Wednesday, March 31, 2021

On the oddness of history

The long views can confuse a person - if you are rooted to your short moment in time and cannot begin to comprehend utterly different eras with totally bizarre circumstances and beliefs things are surely bound to be so much more simple. There are no competing measurements, no alternative realities, no alternatives. 

This past year has been quite something, we have been suddenly living in a cocoon of a fairly comfortable global pandemic here in Finland (as elsewhere in the industrial world). Things could be so much worse, quite unimaginably so. And are, at this very moment, in oh so too many places even without any new viruses having ever been introduced to the planet. But we are already getting so bloody exhausted, close to the veritable breaking point. Or way too many are, in these absurdly privileged societies that are in so many ways benefitting from the utter misery of so many here. God, humanity is not a pretty sight, is it?

Friday, February 26, 2021

Fatal inversions

I think I have had now my fill of this debased and sadistic - even more sadistic than the original - semi-Victorian fake morality that oozes from almost every pore of this primitive and cruel society. There is no right to moral righteousness for anyone. When we see monsters, we see ourselves. We all would do unspeakable things in the right circumstances. Not in identical circumstances, those would depend on our luck of birth and genetics. Some are damaged from birth, fatally inverted already then. But by far more have their inversions later as mandated by the hateful structures of society and civilization and the tragic individual circumstances rising from that fundamental baseness. 

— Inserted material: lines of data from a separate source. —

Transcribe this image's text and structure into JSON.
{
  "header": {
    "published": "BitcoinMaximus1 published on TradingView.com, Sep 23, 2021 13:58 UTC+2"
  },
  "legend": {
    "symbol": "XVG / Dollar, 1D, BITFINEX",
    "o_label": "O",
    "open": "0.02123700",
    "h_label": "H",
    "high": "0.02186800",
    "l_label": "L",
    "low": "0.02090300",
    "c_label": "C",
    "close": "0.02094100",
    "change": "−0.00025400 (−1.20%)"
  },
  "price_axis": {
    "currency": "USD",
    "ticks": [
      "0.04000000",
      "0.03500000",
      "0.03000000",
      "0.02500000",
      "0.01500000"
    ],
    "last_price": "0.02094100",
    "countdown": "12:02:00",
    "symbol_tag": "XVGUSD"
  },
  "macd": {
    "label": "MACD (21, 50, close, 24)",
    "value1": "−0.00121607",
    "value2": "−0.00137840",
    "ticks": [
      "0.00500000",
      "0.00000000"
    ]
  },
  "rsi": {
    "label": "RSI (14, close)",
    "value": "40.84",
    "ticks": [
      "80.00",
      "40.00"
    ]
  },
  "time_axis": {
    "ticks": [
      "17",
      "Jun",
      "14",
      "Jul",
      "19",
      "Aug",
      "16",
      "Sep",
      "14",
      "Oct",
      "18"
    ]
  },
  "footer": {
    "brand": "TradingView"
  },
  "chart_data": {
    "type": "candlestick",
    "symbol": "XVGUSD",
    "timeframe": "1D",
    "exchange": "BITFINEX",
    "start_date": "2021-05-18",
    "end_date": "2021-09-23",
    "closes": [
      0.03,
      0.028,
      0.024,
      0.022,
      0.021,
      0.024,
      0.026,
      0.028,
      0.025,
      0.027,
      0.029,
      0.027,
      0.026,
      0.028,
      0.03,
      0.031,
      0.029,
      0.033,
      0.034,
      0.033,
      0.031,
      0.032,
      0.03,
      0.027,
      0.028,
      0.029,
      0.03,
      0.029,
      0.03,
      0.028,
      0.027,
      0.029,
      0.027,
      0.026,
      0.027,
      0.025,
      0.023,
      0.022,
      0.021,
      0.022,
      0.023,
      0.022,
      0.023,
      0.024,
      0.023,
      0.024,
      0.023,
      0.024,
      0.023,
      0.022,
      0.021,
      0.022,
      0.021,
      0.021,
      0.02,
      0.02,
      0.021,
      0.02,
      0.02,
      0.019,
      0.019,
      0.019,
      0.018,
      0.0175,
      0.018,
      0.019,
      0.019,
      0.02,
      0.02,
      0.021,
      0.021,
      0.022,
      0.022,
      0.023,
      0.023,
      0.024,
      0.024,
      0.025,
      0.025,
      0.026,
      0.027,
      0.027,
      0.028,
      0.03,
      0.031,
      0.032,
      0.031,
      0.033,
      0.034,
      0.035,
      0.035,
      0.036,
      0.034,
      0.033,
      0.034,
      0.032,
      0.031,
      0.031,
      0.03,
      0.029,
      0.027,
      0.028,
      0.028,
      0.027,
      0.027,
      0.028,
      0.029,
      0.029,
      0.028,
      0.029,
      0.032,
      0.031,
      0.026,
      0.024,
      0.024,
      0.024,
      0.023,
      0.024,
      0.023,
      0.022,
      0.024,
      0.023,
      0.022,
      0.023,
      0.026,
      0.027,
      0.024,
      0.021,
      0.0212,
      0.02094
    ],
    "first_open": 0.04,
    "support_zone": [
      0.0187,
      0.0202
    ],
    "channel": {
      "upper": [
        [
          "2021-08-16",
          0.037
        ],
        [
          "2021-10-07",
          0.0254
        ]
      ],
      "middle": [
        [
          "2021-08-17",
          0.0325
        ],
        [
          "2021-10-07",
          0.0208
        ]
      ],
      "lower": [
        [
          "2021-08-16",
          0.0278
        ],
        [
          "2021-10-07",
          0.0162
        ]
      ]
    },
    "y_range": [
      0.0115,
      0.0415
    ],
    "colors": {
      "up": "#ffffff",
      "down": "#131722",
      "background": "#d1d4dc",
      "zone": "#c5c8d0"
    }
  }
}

This is not to say that many people would not be permanently deformed. There are many such irredeemable people and they should have no access ever to the general society. But no "punishments", no moral superiority, just as humane precautions as possible. And no right whatsoever to righteousness.

Tuesday, January 26, 2021

Things we owe to the latest dead

Today was strange. I accidentally learned of a friend having passed, having suddenly gone away. Not being there where he once so strongly, so vividly was. These things are truly odd - people say, the received wisdom says, that this is normal, this is the way things go. And it is, empirically, that way. But no, it is not really normal, not acceptable, not the way we would do it once out of nature. And so, suddenly, just memories and feelings of inadequacy about a warm, highly intelligent person, not ideally suited for this world, for this rough experience.